Three years later, that same student was told by that same teacher, after giving a speech the student was rather proud of, that “try as you may, you will never get anything more than 60% because of your accent”.
That teenager was me. The cheating allegation happened in my first year of high school. To clarify, I had not cheated, I just hadn’t understood the teacher’s accent.
It was my first year as a refugee student in New Zealand. I did not speak English (at least not the Kiwi way) and had been out of formal schooling for almost two years.
Over half of the world’s refugee population are children. Many of them are born in refugee camps.
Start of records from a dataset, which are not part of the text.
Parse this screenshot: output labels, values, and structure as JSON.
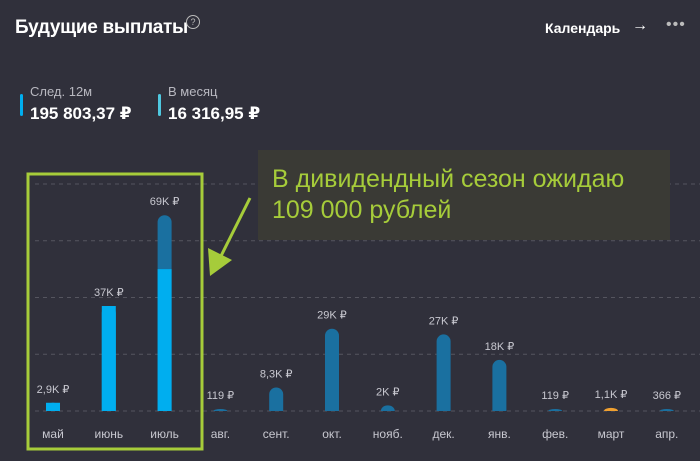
{
  "header": {
    "title": "Будущие выплаты",
    "help_icon": "question-circle-icon",
    "calendar_label": "Календарь",
    "arrow_icon": "arrow-right-icon",
    "more_icon": "more-horizontal-icon"
  },
  "stats": [
    {
      "label": "След. 12м",
      "value": "195 803,37 ₽",
      "color": "#00aeef"
    },
    {
      "label": "В месяц",
      "value": "16 316,95 ₽",
      "color": "#4fc8e0"
    }
  ],
  "annotation": {
    "text_line1": "В дивидендный сезон ожидаю",
    "text_line2": "109 000 рублей",
    "color": "#a6cc3a"
  },
  "chart_data": {
    "type": "bar",
    "categories": [
      "май",
      "июнь",
      "июль",
      "авг.",
      "сент.",
      "окт.",
      "нояб.",
      "дек.",
      "янв.",
      "фев.",
      "март",
      "апр."
    ],
    "values": [
      2900,
      37000,
      69000,
      119,
      8300,
      29000,
      2000,
      27000,
      18000,
      119,
      1100,
      366
    ],
    "value_labels": [
      "2,9K ₽",
      "37K ₽",
      "69K ₽",
      "119 ₽",
      "8,3K ₽",
      "29K ₽",
      "2K ₽",
      "27K ₽",
      "18K ₽",
      "119 ₽",
      "1,1K ₽",
      "366 ₽"
    ],
    "confirmed_portion": [
      2900,
      37000,
      50000,
      0,
      0,
      0,
      0,
      0,
      0,
      0,
      0,
      0
    ],
    "ylim": [
      0,
      80000
    ],
    "gridlines": [
      0,
      20000,
      40000,
      60000,
      80000
    ],
    "grid": true,
    "highlighted": [
      "май",
      "июнь",
      "июль"
    ],
    "colors": {
      "confirmed": "#00aeef",
      "expected": "#1a70a0",
      "special": "#f0a030",
      "highlight_box": "#a6cc3a"
    },
    "special_categories": [
      "март"
    ]
  }
}
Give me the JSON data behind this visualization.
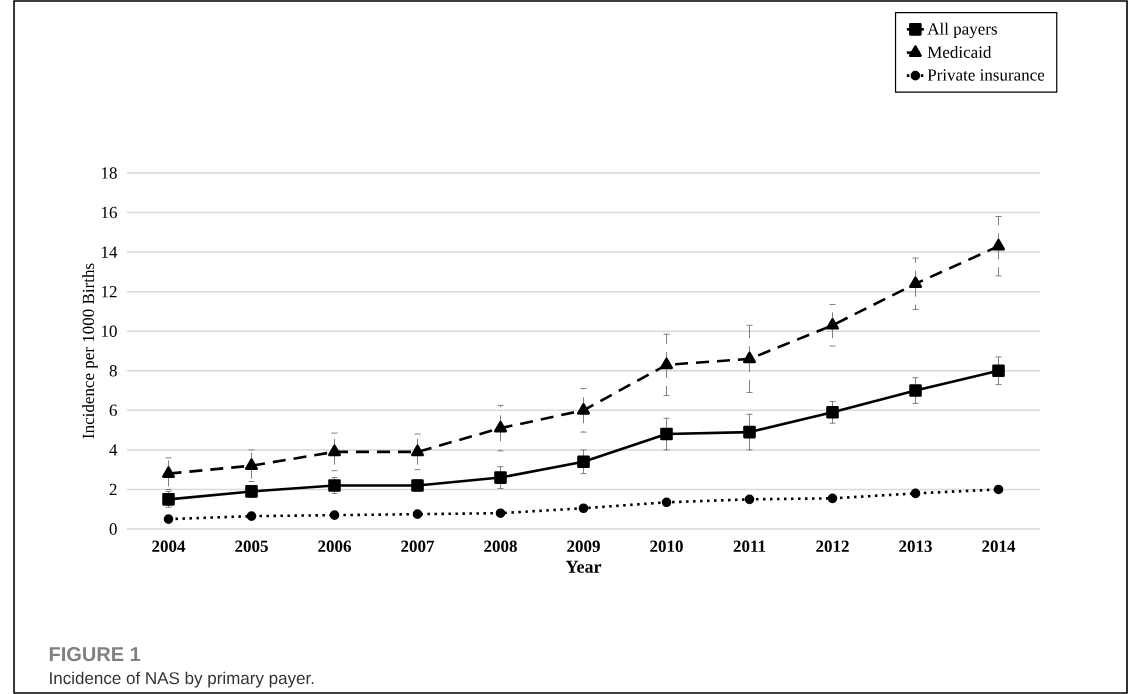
{
  "chart_data": {
    "type": "line",
    "xlabel": "Year",
    "ylabel": "Incidence per 1000 Births",
    "categories": [
      "2004",
      "2005",
      "2006",
      "2007",
      "2008",
      "2009",
      "2010",
      "2011",
      "2012",
      "2013",
      "2014"
    ],
    "series": [
      {
        "name": "All payers",
        "color": "#000000",
        "marker": "square",
        "line_style": "solid",
        "values": [
          1.5,
          1.9,
          2.2,
          2.2,
          2.6,
          3.4,
          4.8,
          4.9,
          5.9,
          7.0,
          8.0
        ],
        "errors": [
          0.4,
          0.3,
          0.4,
          0.3,
          0.55,
          0.6,
          0.8,
          0.9,
          0.55,
          0.65,
          0.7
        ]
      },
      {
        "name": "Medicaid",
        "color": "#000000",
        "marker": "triangle",
        "line_style": "dashed",
        "values": [
          2.8,
          3.2,
          3.9,
          3.9,
          5.1,
          6.0,
          8.3,
          8.6,
          10.3,
          12.4,
          14.3
        ],
        "errors": [
          0.8,
          0.8,
          0.95,
          0.9,
          1.15,
          1.1,
          1.55,
          1.7,
          1.05,
          1.3,
          1.5
        ]
      },
      {
        "name": "Private insurance",
        "color": "#000000",
        "marker": "circle",
        "line_style": "dotted",
        "values": [
          0.5,
          0.65,
          0.7,
          0.75,
          0.8,
          1.05,
          1.35,
          1.5,
          1.55,
          1.8,
          2.0
        ]
      }
    ],
    "ylim": [
      0,
      18
    ],
    "yticks": [
      0,
      2,
      4,
      6,
      8,
      10,
      12,
      14,
      16,
      18
    ],
    "grid": "y",
    "legend": "top right",
    "annotations": [
      "FIGURE 1",
      "Incidence of NAS by primary payer."
    ]
  }
}
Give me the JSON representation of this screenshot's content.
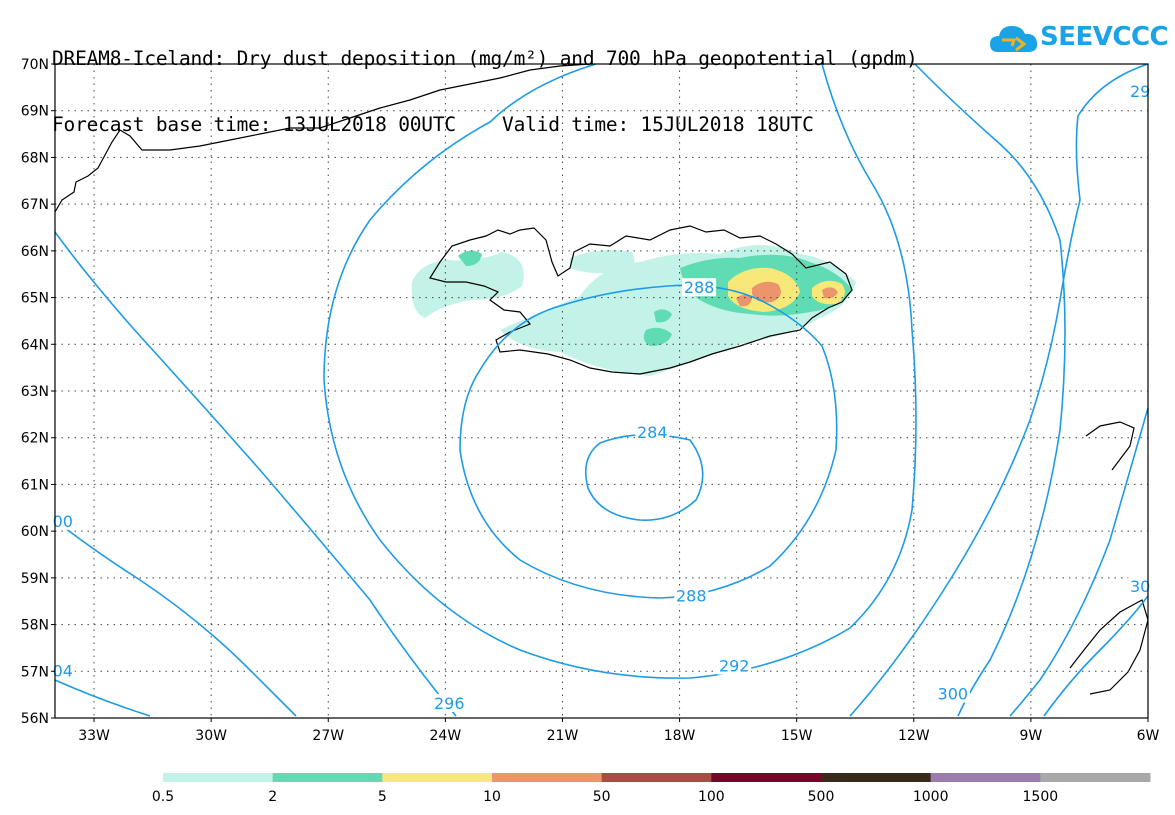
{
  "header": {
    "title_line1": "DREAM8-Iceland: Dry dust deposition (mg/m²) and 700 hPa geopotential (gpdm)",
    "title_line2": "Forecast base time: 13JUL2018 00UTC    Valid time: 15JUL2018 18UTC"
  },
  "logo": {
    "text": "SEEVCCC",
    "icon": "cloud-icon",
    "color": "#1aa3e6"
  },
  "map": {
    "lon_range": [
      -34,
      -6
    ],
    "lat_range": [
      56,
      70
    ],
    "lon_ticks": [
      {
        "v": -33,
        "label": "33W"
      },
      {
        "v": -30,
        "label": "30W"
      },
      {
        "v": -27,
        "label": "27W"
      },
      {
        "v": -24,
        "label": "24W"
      },
      {
        "v": -21,
        "label": "21W"
      },
      {
        "v": -18,
        "label": "18W"
      },
      {
        "v": -15,
        "label": "15W"
      },
      {
        "v": -12,
        "label": "12W"
      },
      {
        "v": -9,
        "label": "9W"
      },
      {
        "v": -6,
        "label": "6W"
      }
    ],
    "lat_ticks": [
      {
        "v": 70,
        "label": "70N"
      },
      {
        "v": 69,
        "label": "69N"
      },
      {
        "v": 68,
        "label": "68N"
      },
      {
        "v": 67,
        "label": "67N"
      },
      {
        "v": 66,
        "label": "66N"
      },
      {
        "v": 65,
        "label": "65N"
      },
      {
        "v": 64,
        "label": "64N"
      },
      {
        "v": 63,
        "label": "63N"
      },
      {
        "v": 62,
        "label": "62N"
      },
      {
        "v": 61,
        "label": "61N"
      },
      {
        "v": 60,
        "label": "60N"
      },
      {
        "v": 59,
        "label": "59N"
      },
      {
        "v": 58,
        "label": "58N"
      },
      {
        "v": 57,
        "label": "57N"
      },
      {
        "v": 56,
        "label": "56N"
      }
    ],
    "grid": true,
    "contour_color": "#1e9be6",
    "contour_labels": [
      {
        "text": "288",
        "lon": -17.5,
        "lat": 65.2
      },
      {
        "text": "284",
        "lon": -18.7,
        "lat": 62.1
      },
      {
        "text": "288",
        "lon": -17.7,
        "lat": 58.6
      },
      {
        "text": "292",
        "lon": -16.6,
        "lat": 57.1
      },
      {
        "text": "296",
        "lon": -23.9,
        "lat": 56.3
      },
      {
        "text": "300",
        "lon": -11.0,
        "lat": 56.5
      },
      {
        "text": "00",
        "lon": -33.8,
        "lat": 60.2
      },
      {
        "text": "04",
        "lon": -33.8,
        "lat": 57.0
      },
      {
        "text": "30",
        "lon": -6.2,
        "lat": 58.8
      },
      {
        "text": "29",
        "lon": -6.2,
        "lat": 69.4
      }
    ]
  },
  "legend": {
    "bins": [
      {
        "color": "#c2f2e8"
      },
      {
        "color": "#5fdcb4"
      },
      {
        "color": "#f8e878"
      },
      {
        "color": "#ec946c"
      },
      {
        "color": "#a84c44"
      },
      {
        "color": "#780428"
      },
      {
        "color": "#3a2a1c"
      },
      {
        "color": "#9c7cac"
      },
      {
        "color": "#a8a8a8"
      }
    ],
    "labels": [
      "0.5",
      "2",
      "5",
      "10",
      "50",
      "100",
      "500",
      "1000",
      "1500"
    ]
  }
}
And many will have zero to minimal education.
On top of a disrupted education, there are the language barriers, social barriers from being in a new country and, of course, associated trauma.
Ensuring that these children receive a quality schooling experience may be the key to unlocking not only their potential but them that of their communities too.
This week the Government announced the number of refugees New Zealand will accept annually will increase from 750 to 1000.
In essence, questions about this increase boil down to: will these refugees integrate and contribute to the New Zealand society or will they become a burden to society?
When my family arrived in New Zealand 20 years ago, knowing nothing about the education system, my parents’ only preference was that we attend a state-integrated school.
However we had no information on which schools got the best out of students from refugee backgrounds or which teachers managed to get better outcomes from these students.
As a result of this ad-hoc process of choosing a school, some of us fell through the cracks.
My teachers then had low expectations of me. Perhaps it was because teaching a refugee was unfamiliar territory. Though they expected me to fail, I was not given any extra support. My parents too could not help. As a result I struggled through high school.
Things are different now. The Ministry has refugee student coordinators that work with schools and communities to better integrate these students into the school community.
But things can be better still.
If teacher effectiveness differs depending on the types of students they teach, imagine if parents could easily find out which teachers and which schools continuously get the best out of children like theirs. A teacher’s effectiveness with students could then be compared with that of other teachers in the same school, and in other schools with similar kinds of students.
There is enough information on students at the Ministry and individual school level to make this possible. It needs to be put to better use.
Good teaching disproportionately benefits students from disadvantaged homes. In more prosperous homes, parents can find ways to compensate for poor teaching – they understand the system better, can afford extra tutoring, and can afford computers.
There are plenty of questions nations around the world are having to grapple with as they respond to the influx of refugees within their borders. Though the challenges differ by context, they have common themes. Germany for example, will likely struggle with the challenge of having enough classroom and teachers to take on these students.
New Zealand’s challenge is more manageable and permits for more systematic and appropriate ways to respond.
Students from a refugee background have many things against them. They need top teaching to overcome the disadvantages that have them starting off miles behind their peers.
But the key for parents is to know which schools are good at closing that gap. This would benefit not only children new to the country, but also those born and raised here whose parents still wind up simply looking for the highest decile local school.